Listening In on How the Brain Hears Real Conversations

Most of what we say and hear every day is casual conversation, not single words or carefully read sentences. Yet much of brain research on language has relied on artificial tasks. The Kymata Soto Language Dataset changes this by providing a rich, open collection of brain recordings from people simply listening to lively radio discussions in English and Russian, giving scientists a powerful new window into how our brains process natural speech.

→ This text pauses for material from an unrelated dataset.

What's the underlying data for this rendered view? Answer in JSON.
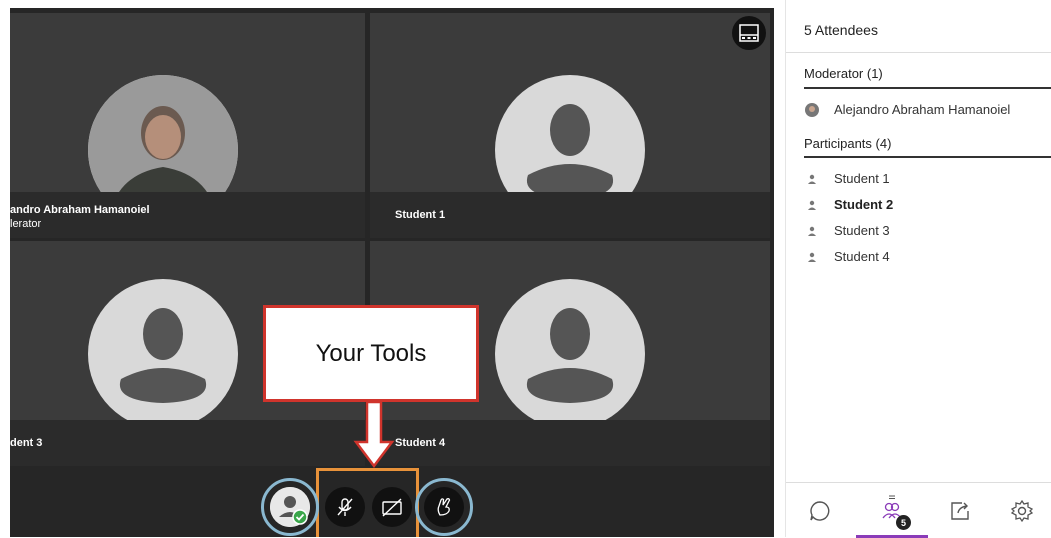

A New Library of Brain Responses to Real Speech

This project brings together two advanced brain‑recording methods—electroencephalography (EEG) and magnetoencephalography (MEG)—from 35 adults: 20 native English speakers and 15 native Russian speakers. While they sat quietly and listened to about six and a half minutes of radio‑style conversation in their own language, their brain activity was recorded a thousand times per second. Each person heard the same audio several times, allowing researchers to average across repeats and pick out the brain’s reliable responses from the background noise. The result is a detailed, time‑locked record of how the brain reacts, moment by moment, as people follow an unfolding discussion.

Conversations About Ice Cream and Coffee

Rather than using classic stories or artificial sentences, the team chose engaging but everyday topics: the history of ice cream for English listeners and the history of Colombian coffee for Russian listeners. Both recordings came from BBC studio discussions involving three speakers (two men and one woman). The conversations were edited to about 400 seconds and presented at comfortable listening levels through earpieces. After each repeat, participants answered one or two simple multiple‑choice questions about the content—just enough to ensure they stayed alert and followed the story, not to test them aggressively.

Keeping the Eyes Busy but the Mind on Sound

While participants listened, they stared at a central cross on a screen. Around it, clouds of colored dots drifted and changed in a seemingly random way. These moving dots served two purposes: they helped keep people’s gaze steady, which improves data quality, and they created controlled patterns of visual motion and color that other researchers can later analyze. Importantly, the dots were not synchronized with the speech content, so they did not “illustrate” the story or add meaning, but they did provide a consistent visual background that can be studied alongside the sounds.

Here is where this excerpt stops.